Mais, là n’est pas le problème parce que les crises jalonnent toujours la vie des organisations qui évoluent, progressent, se développent. La crise, pour les hommes comme les institutions, constitue toujours une opportunité à saisir pour repartir d’un bon pied.
Pour ce faire, il faut commencer par reconnaître la réalité du problème qui survient. En cela, Me Baadhio a quelque peu raté le coche. Bien sûr, admettre l’existence d’une situation fâcheuse ne signifie nullement que l’on en soit seul responsable.

Il est clair que dans un conflit, il est rare, sinon impossible d’avoir raison à 100%, tant est que l’on veut y trouver une solution à l’amiable. Les accusations à l’encontre du bâtonnier sont peut-être fausses, mais il doit savoir raison garder, ne serait-ce que pour pouvoir exercer son mandat dans un environnement apaisé. La vérité en pareilles circonstances, n’est pas une fin en soi. Elle doit être constructive, au service de la profession. Et dans la situation actuelle au sein du barreau, il paraît plus facile pour Me Baadhio de faire profil bas par rapport aux avocats frondeurs, visiblement indignés. Etant en exercice, c’est à lui qu’il revient de savoir se mettre à l’écoute des désidératas de ses collaborateurs.

Bien inspiré, il aurait dû faire l’économie de cette réplique à ses détracteurs qui ne ferait qu’ajouter de l’huile sur le feu : « Le barreau n’est pas une association de quartier ». Dans une réunion à huit clos, une telle déclaration fracassante est admissible. Mais, devant la presse, c’est très imprudent. Dans toute structure sérieuse, il y a toujours des textes régissant le fonctionnement, mais il faut savoir parfois les oublier. Manifestement, le bâtonnier gagnerait, vu les enjeux liés à la réussite de son mandat, à se ressaisir et à rétablir au plus vite les ponts d’avec les confrères plaignants. Parce que si la crise n’est pas résorbée rapidement, il risque bien de ne plus pouvoir travailler sereinement, même s’il réussit à se maintenir à la tête du barreau. Avec ça, quel héritage va-t-il léguer à la postérité ? En tout cas, pas une crise sans fin.
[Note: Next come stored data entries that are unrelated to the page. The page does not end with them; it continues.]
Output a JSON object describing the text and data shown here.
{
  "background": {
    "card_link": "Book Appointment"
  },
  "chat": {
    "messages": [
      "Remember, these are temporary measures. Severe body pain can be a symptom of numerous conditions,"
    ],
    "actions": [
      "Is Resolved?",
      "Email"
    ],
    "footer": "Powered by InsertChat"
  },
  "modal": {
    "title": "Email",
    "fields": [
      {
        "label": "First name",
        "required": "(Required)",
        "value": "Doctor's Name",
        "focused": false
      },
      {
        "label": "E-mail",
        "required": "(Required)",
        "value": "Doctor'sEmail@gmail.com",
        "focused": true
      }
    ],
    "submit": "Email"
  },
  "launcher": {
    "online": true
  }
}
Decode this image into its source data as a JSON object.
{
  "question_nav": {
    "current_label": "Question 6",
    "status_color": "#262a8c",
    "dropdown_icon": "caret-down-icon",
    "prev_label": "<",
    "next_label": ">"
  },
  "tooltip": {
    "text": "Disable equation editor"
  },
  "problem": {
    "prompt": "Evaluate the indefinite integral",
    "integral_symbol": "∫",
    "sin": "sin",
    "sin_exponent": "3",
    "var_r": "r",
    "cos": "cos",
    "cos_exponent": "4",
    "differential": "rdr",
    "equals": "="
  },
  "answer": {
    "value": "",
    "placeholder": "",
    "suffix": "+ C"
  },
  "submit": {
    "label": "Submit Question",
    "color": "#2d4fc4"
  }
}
C’est pourquoi, au-delà du bâtonnier et de ses soutiens, tous les membres du barreau doivent œuvrer à la sauvegarde de l’unité entre avocats. On ne le dira jamais assez, la paix n’est jamais l’affaire d’une seule personne. Chacun doit donc savoir mettre du sien en se départissant, au tant que faire se peut, de ses états d’âme et en ne privilégiant que l’intérêt général. De l’Homme on dit généralement qu’il est la raison, mais bien souvent, c’est le sentiment qui le guide. D’où la nécessité, en pareilles circonstances, pour nos défenseurs de la veuve et de l’orphelin, de savoir faire ce difficile travail sur soi et de ne voir que l’avenir de leur profession, indispensable à l’appareil judiciaire et à l’approfondissement de la démocratie burkinabè.